Georgetown Hoyas and Maryland Terrapins Meet at Long Last
Sunday, November 30, 2008
LAKE BUENA VISTA, Fla., Nov. 28 -- Shortly before the first Model T rolled off the assembly line, Georgetown and Maryland suited up for their first basketball game against each other.
But for the better part of the last 27 years, Washington's storied college rivalry has been shelved -- a casualty, depending on who's talking, of pride, pressure and self-interest.
Sunday's consolation game of the Old Spice Classic delivers the long-awaited next installment -- one that will be played 850 miles from home, in a 5,000-seat arena that will boast more orange T-shirts than red or gray.
Tennessee, with hordes of Volunteer faithful in tow, takes on No. 9 Gonzaga in the evening's championship game. But in the Washington area, the undercard matters far more.
"It's about bragging rights in the area," says ESPN analyst Len Elmore, an all-American at Maryland in the early 1970s, when Lefty Driesell's Terrapins dominated the rivalry. "And it ought to be fun, with two well-coached, quality teams."
Sunday's game comes on the heels of the first loss of the season by each team. Both were by double-digits margins, with Georgetown (3-1) falling to 12th ranked Tennessee, 90-78, and Maryland (4-1) dropped by No. 9 Gonzaga, 81-59, in the tournament's second round.
While the rosters of Georgetown and Maryland are stocked with local players who know one another's games intimately, it will mark the first meeting between coaches John Thompson III and Gary Williams.

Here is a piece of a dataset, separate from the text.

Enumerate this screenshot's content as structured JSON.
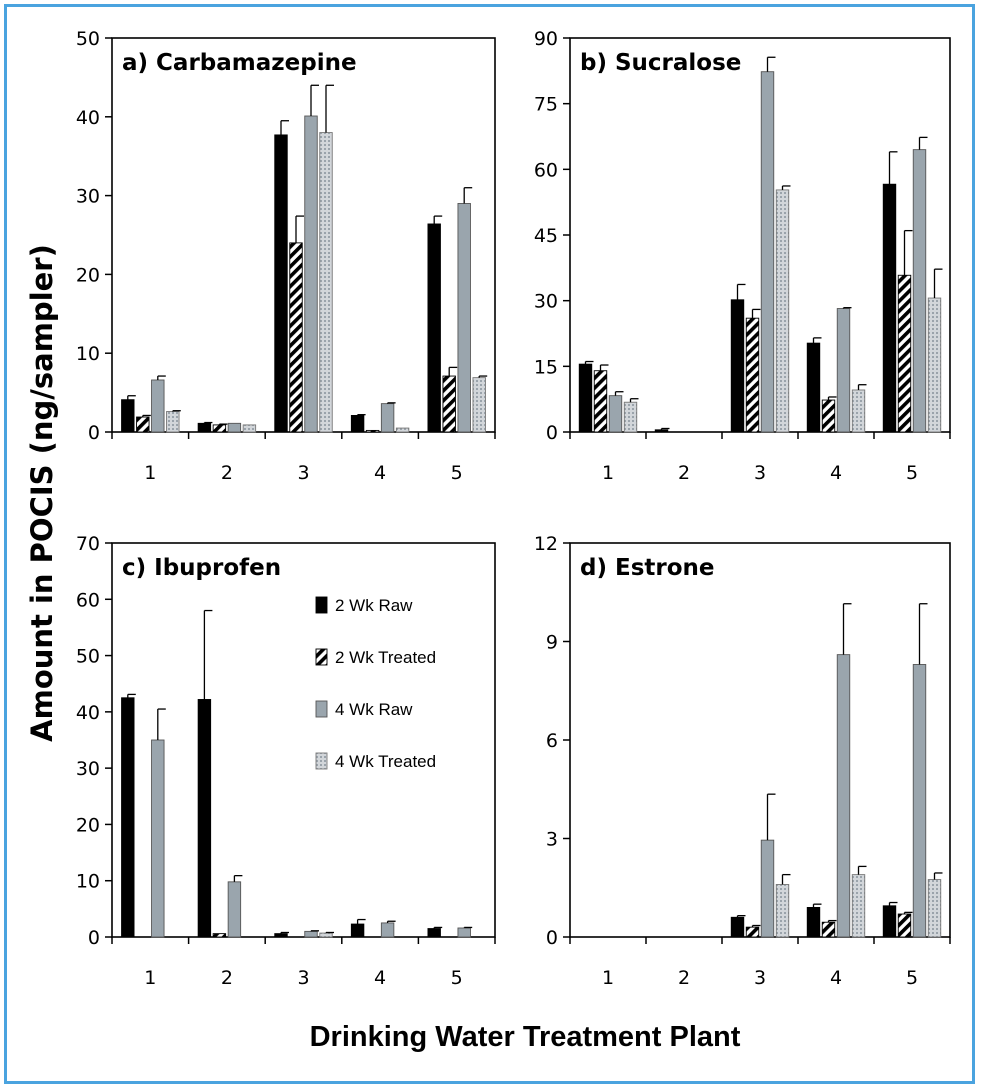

And though fans may see the outcome as crowning a king of Washington area hoops, Thompson and Williams are playing down the hype, denying there is any dynamic at play Sunday other than an opportunity to improve.
"From where we sit, we are trying to prepare ourselves for conference play," Thompson said. "This is another game against a very good team that will prepare us for conference play."

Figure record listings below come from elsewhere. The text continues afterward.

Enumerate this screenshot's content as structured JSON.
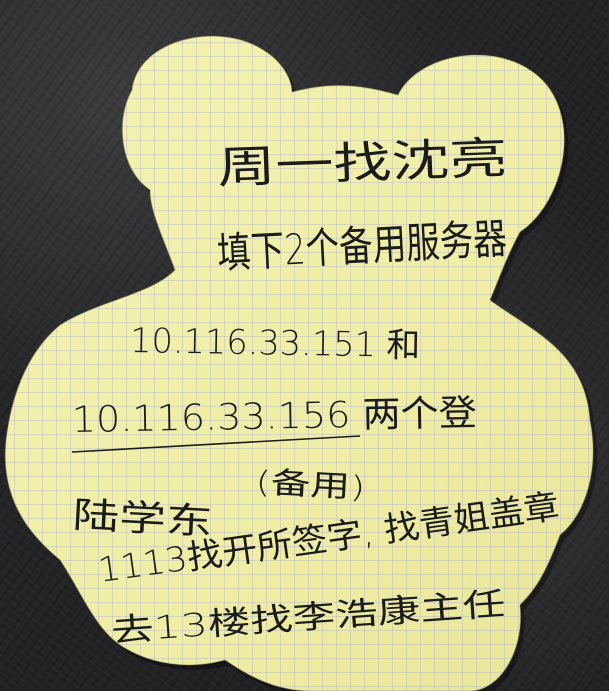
{
  "note": {
    "lines": [
      "周一找沈亮",
      "填下2个备用服务器",
      "10.116.33.151 和",
      "10.116.33.156 两个登",
      "(备用)",
      "陆学东",
      "1113找开所签字, 找青姐盖章",
      "去13楼找李浩康主任"
    ]
  },
  "colors": {
    "paper": "#f1f0a2",
    "grid": "#a7a6c8",
    "ink": "#1b1b1b",
    "background": "#26262a"
  }
}
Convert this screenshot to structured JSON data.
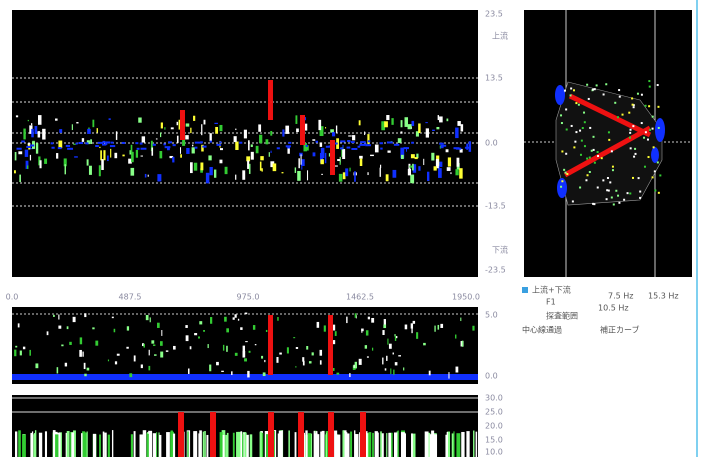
{
  "main_plot": {
    "y_labels": [
      "23.5",
      "上流",
      "13.5",
      "0.0",
      "-13.5",
      "下流",
      "-23.5"
    ]
  },
  "x_axis": {
    "labels": [
      "0.0",
      "487.5",
      "975.0",
      "1462.5",
      "1950.0"
    ]
  },
  "lower_plot": {
    "y_labels": [
      "5.0",
      "0.0"
    ]
  },
  "bottom_plot": {
    "y_labels": [
      "30.0",
      "25.0",
      "20.0",
      "15.0",
      "10.0"
    ]
  },
  "legend": {
    "items": [
      "上流+下流",
      "F1",
      "7.5 Hz",
      "15.3 Hz",
      "10.5 Hz",
      "探査範囲",
      "中心線通過",
      "補正カーブ"
    ]
  }
}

Hoyas sophomore guard Chris Wright, who is from Bowie, echoed the sentiment.
"I'm going to approach it like any other game: a game we have to execute," Wright said. "In terms of it being important because it's a Maryland-Georgetown game, I'm really not into that."
Said Williams: "You know, we both have our rivalries. They have great rivalries in the Big East; we have great rivalries in the ACC. Those are two of the best basketball conferences in the country. For the fans, I know they like the local rivalries and things like that, but you know, we just happen to be located close to each other."